Griffin v. Bookman

Memorandum. The order of the Appellate Division should be affirmed. Defendants’ motion to dismiss the complaint under CPLR 3211 (subd [a], par 5) on the ground that the cause of action may not be maintained because of the Statute of Frauds was properly granted—the letter of January 31, 1963, the only paper-writing submitted on the motion, does not evidence an agreement enforceable against the individual defendants, whatever may be the liability of the corporation to plaintiff, an issue on which we express no view.

When plaintiff joined the employ of HBS, Ltd., the corporate defendant, an agency offering services to arrange engagements and contracts for artists, performers and writers, he brought with him a number of his personal clients. Certain provisions with respect to such clients and the division of commissions on their contracts in the event plaintiff left the agency were set forth in a letter dated January 31, 1963:

"During the term of your employment with HBS, LTD. the following will be the understanding.
"1) If you leave HBS, LTD. for any reason whatsoever, any clients which you have signed to HBS, LTD. during your term of employment may have the right to an immediate release from HBS, LTD. if they wish same.
"2) Any commissions accruing from contracts negotiated for your clients while you are an employee of HBS, LTD. will go to HBS, LTD., but the extent to which HBS, LTD. will share with you will be negotiated at the time of your departure, it being understood HBS, LTD. will receive a minimum of 5%.
"3) If any deals are in the process of being negotiated for your clients, but which have not been completed at the time of your leaving HBS, LTD., there will be an arrangement made between you and HBS, LTD. at the time to determine the disposition of commissions accuring [sic]from such deals.” Plaintiff left the agency in 1972 and subsequently instituted *60the present action for alleged breach of the termination agreement. We are concerned on the present appeal only with the claims asserted against the individual defendants, each of whom was a corporate officer.

In support of the motion to dismiss it is urged that since the only obligation of the individual defendants would be as guarantors of the corporate obligation to share its commissions with plaintiff, there is no writing containing an enforceable obligation of guarantee. It is argued that the letter of January 31 is insufficient in two aspects. First, it contains no language of guarantee. Second, it omits a material term of the obligation to be guaranteed. We agree with this second contention. The January 31 letter does not set forth all the material terms of the corporate obligation, and a fortiori of an individual guarantee thereof.
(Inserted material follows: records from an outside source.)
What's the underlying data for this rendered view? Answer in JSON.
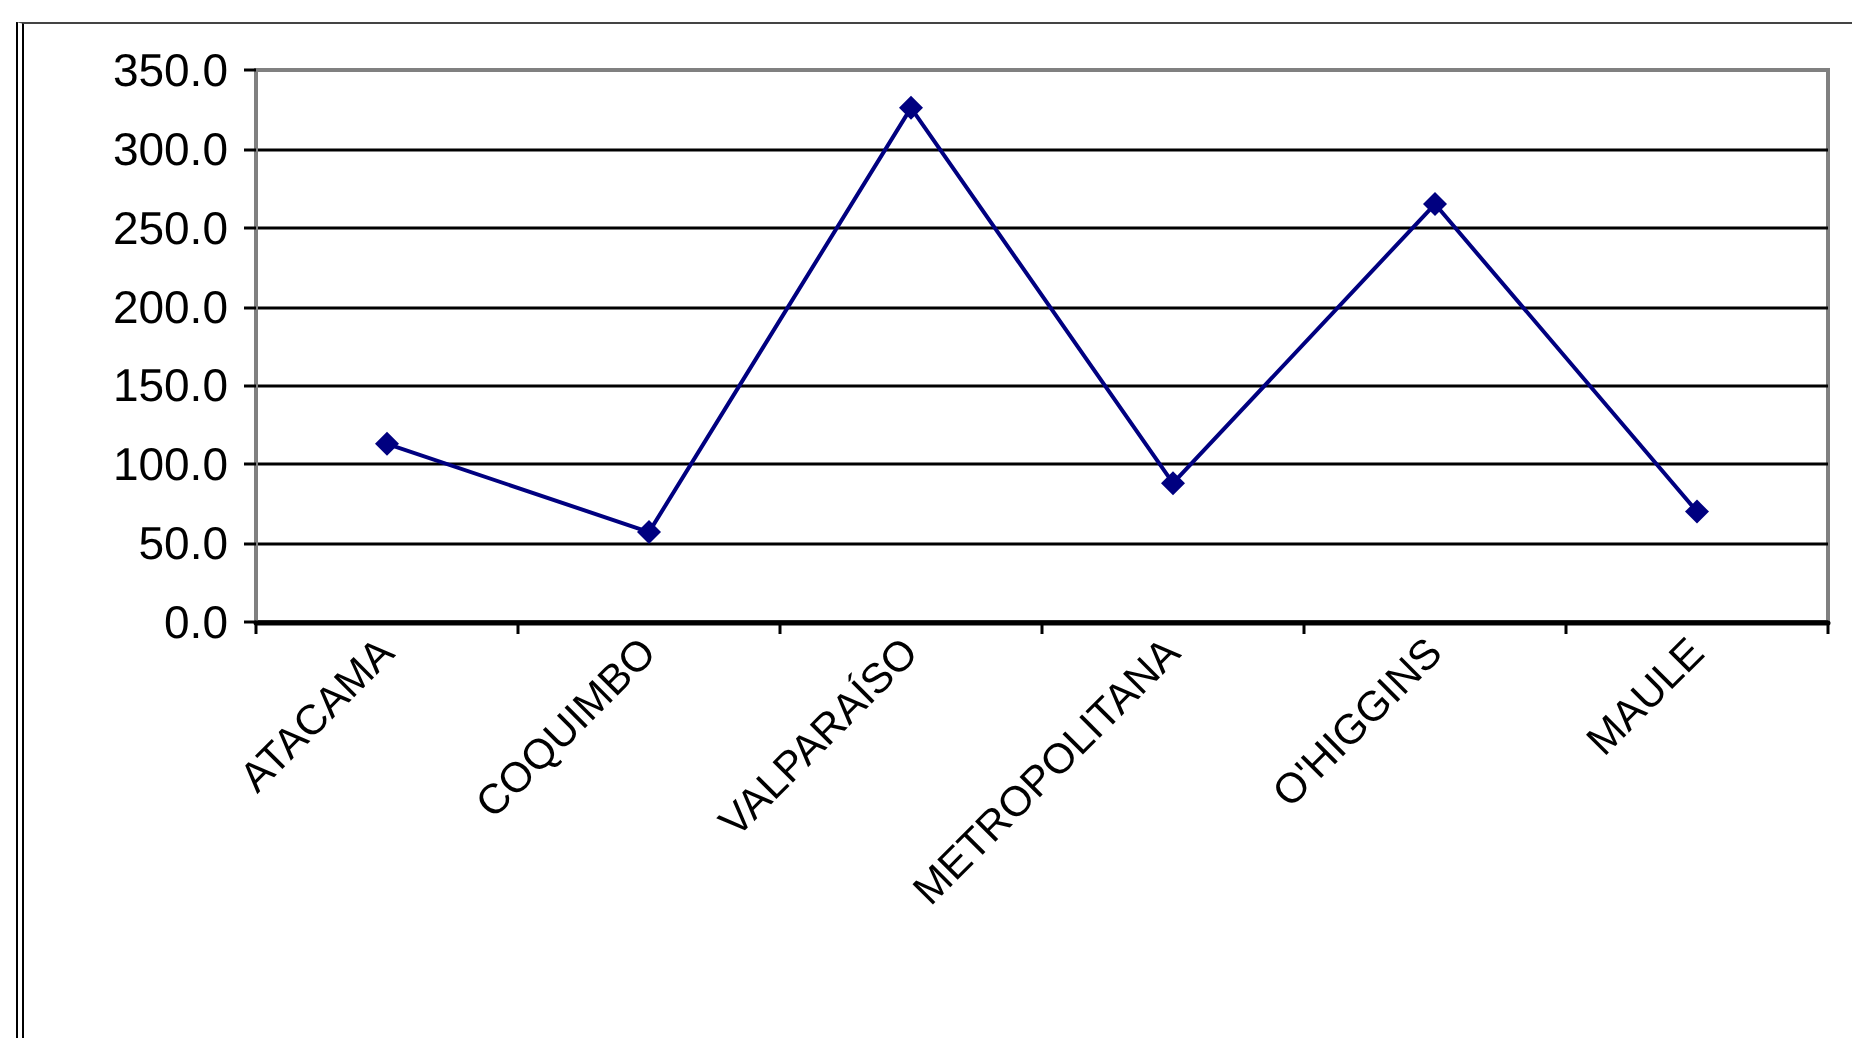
{
  "chart_data": {
    "type": "line",
    "categories": [
      "ATACAMA",
      "COQUIMBO",
      "VALPARAÍSO",
      "METROPOLITANA",
      "O'HIGGINS",
      "MAULE"
    ],
    "series": [
      {
        "color": "#000080",
        "values": [
          113,
          57,
          326,
          88,
          265,
          70
        ]
      }
    ],
    "ylim": [
      0,
      350
    ],
    "yticks": [
      {
        "value": 0,
        "label": "0.0"
      },
      {
        "value": 50,
        "label": "50.0"
      },
      {
        "value": 100,
        "label": "100.0"
      },
      {
        "value": 150,
        "label": "150.0"
      },
      {
        "value": 200,
        "label": "200.0"
      },
      {
        "value": 250,
        "label": "250.0"
      },
      {
        "value": 300,
        "label": "300.0"
      },
      {
        "value": 350,
        "label": "350.0"
      }
    ],
    "grid": "y",
    "marker": "diamond",
    "line_style": "solid"
  }
}
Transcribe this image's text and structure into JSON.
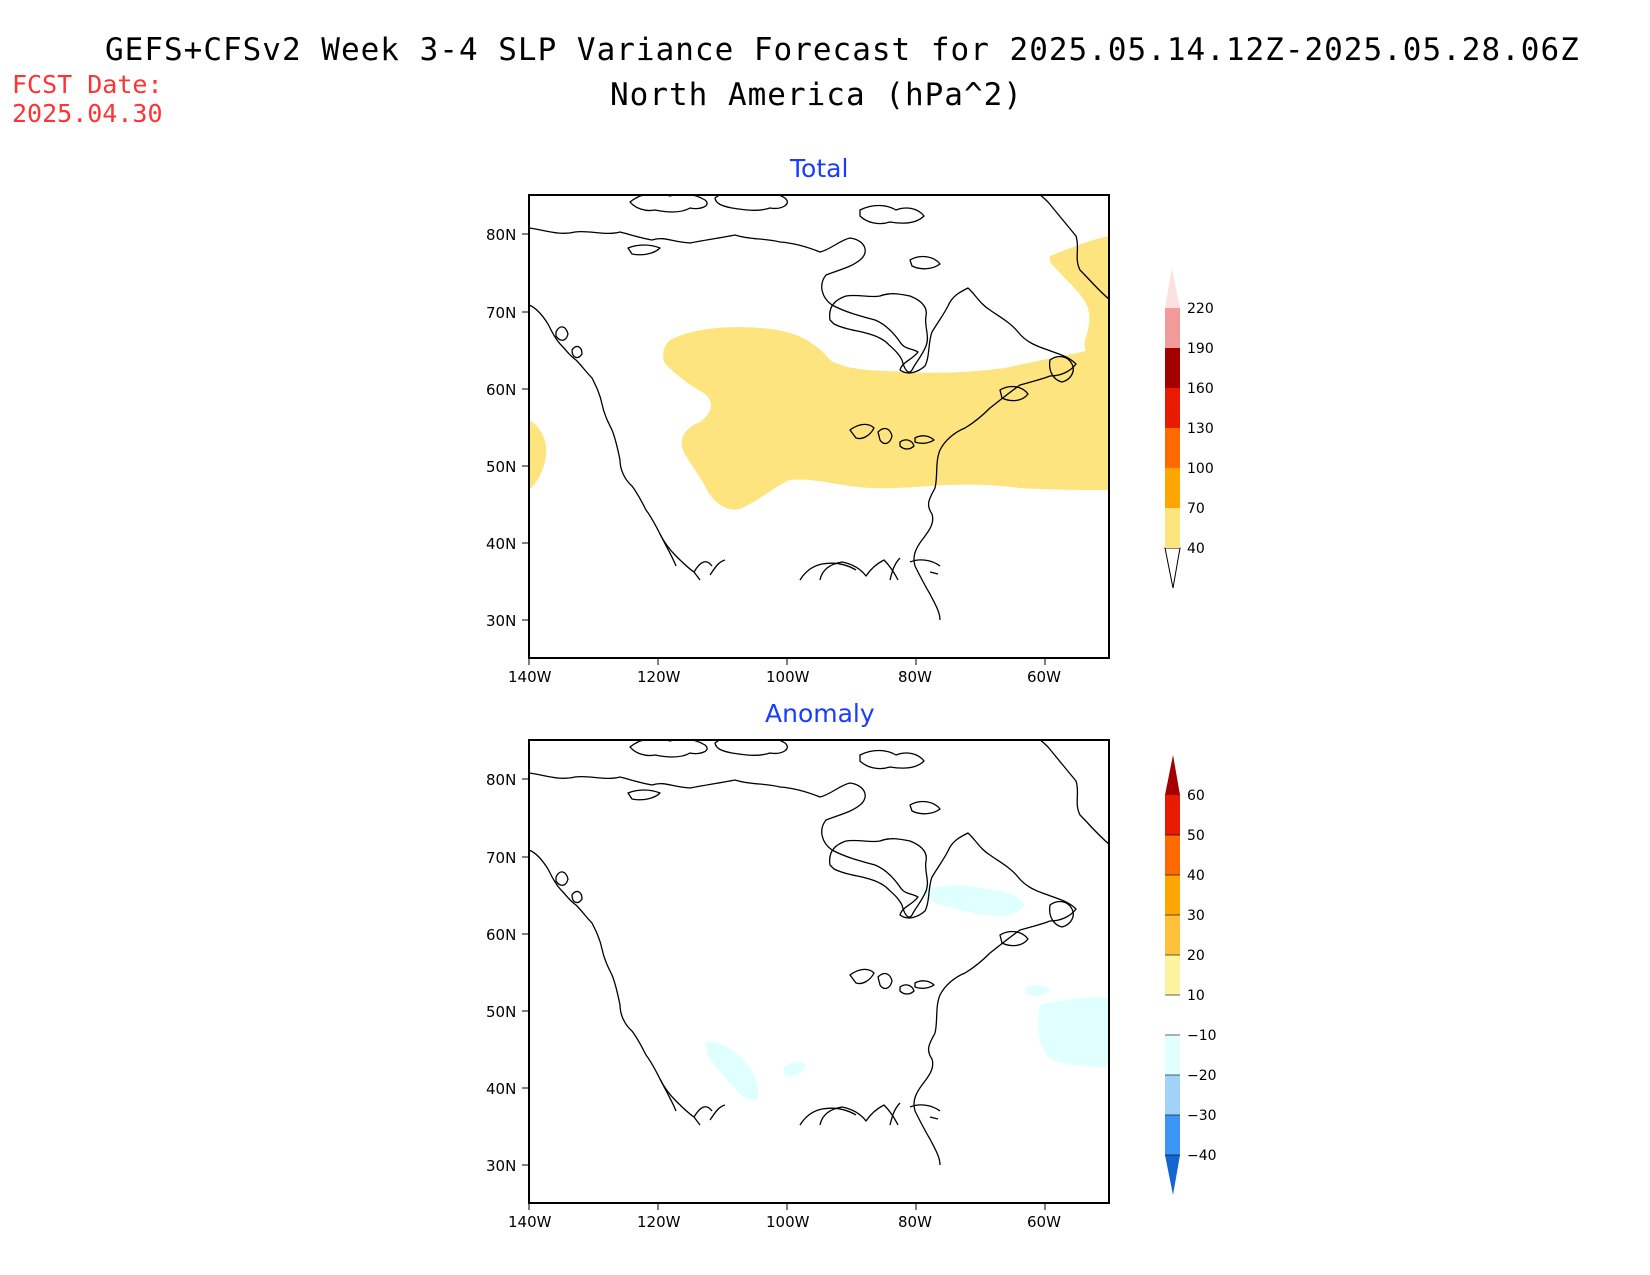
{
  "header": {
    "title_line1": "GEFS+CFSv2 Week 3-4 SLP Variance Forecast for 2025.05.14.12Z-2025.05.28.06Z",
    "title_line2": "North America (hPa^2)",
    "fcst_label": "FCST Date:",
    "fcst_date": "2025.04.30"
  },
  "map_extent": {
    "lon_range": [
      -140,
      -50
    ],
    "lat_range": [
      25,
      85
    ]
  },
  "axes": {
    "lat_ticks": [
      "80N",
      "70N",
      "60N",
      "50N",
      "40N",
      "30N"
    ],
    "lat_values": [
      80,
      70,
      60,
      50,
      40,
      30
    ],
    "lon_ticks": [
      "140W",
      "120W",
      "100W",
      "80W",
      "60W"
    ],
    "lon_values": [
      -140,
      -120,
      -100,
      -80,
      -60
    ]
  },
  "panels": [
    {
      "title": "Total",
      "colorbar": {
        "labels": [
          "40",
          "70",
          "100",
          "130",
          "160",
          "190",
          "220"
        ],
        "colors": [
          "#fde47f",
          "#ffa500",
          "#ff6a00",
          "#e81a00",
          "#a50000",
          "#f09a9a",
          "#fde0e0"
        ],
        "shaded_regions": [
          "northern-canada-band (40-70)",
          "greenland-east (40-70)",
          "pacific-west-edge (40-70)"
        ]
      }
    },
    {
      "title": "Anomaly",
      "colorbar": {
        "labels": [
          "60",
          "50",
          "40",
          "30",
          "20",
          "10",
          "−10",
          "−20",
          "−30",
          "−40"
        ],
        "colors": [
          "#a50000",
          "#e81a00",
          "#ff6a00",
          "#ffa500",
          "#ffc03c",
          "#fff3a0",
          "#ffffff",
          "#e0ffff",
          "#a0d2fa",
          "#3c96f5",
          "#1464d2"
        ],
        "shaded_regions": [
          "hudson-strait (-10 to -20)",
          "newfoundland-atlantic (-10 to -20)",
          "northern-rockies (-10 to -20)"
        ]
      }
    }
  ]
}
It was expressly contemplated that if plaintiff left the agency the division of all termination commissions would be negotiated between the parties at that time. Under paragraph (2) the parties were to agree as to plaintiff’s share of the commissions on contracts which had been negotiated for his clients—in the range from 0% to 50% (expressed as 5% which would be one half of the regular 10% commission). Under paragraph (3) the parties were again to agree on plaintiff’s share of the commissions received on contracts which were still in the process of negotiation for his clients—this time in the range from 0% to 100%.

We agree with the majority at the Appellate Division that, standing alone, the letter fails to include a material element of the contract—the extent of plaintiff’s right to the commissions for which he now sues. At best there is but an agreement to negotiate at some future date. The void left by this omission is not one which the court may appropriately fill, even in the context of this employment relationship. Criteria are unavailable as to fraction or amount or as to the period over which payment shall continue to be made. It would be different even had the minimum of one half been fixed in plaintiff’s favor. Short of written proof of a negotiated division there is here no obligation which the courts may enforce against defendants as guarantors.

Even if the complaint be read as containing an allegation that a 50% division of commissions was in fact separately negotiated pursuant to the January 31 letter, the fatal insufficiency is that the alleged negotiations for any such division *61concededly were oral only, never having been reduced to any writing. The Statute of Frauds precludes adding any alleged oral understanding to the letter of January 31, 1963 to make a complete, enforceable contract of guarantee (General Obligations Law, § 5-701, subd 2).

Chief Judge Breitel and Judges Jasen, Gabrielli, Jones, Wachtler, Fuchsberg and Cooke concur.

Order affirmed, with costs, in a memorandum.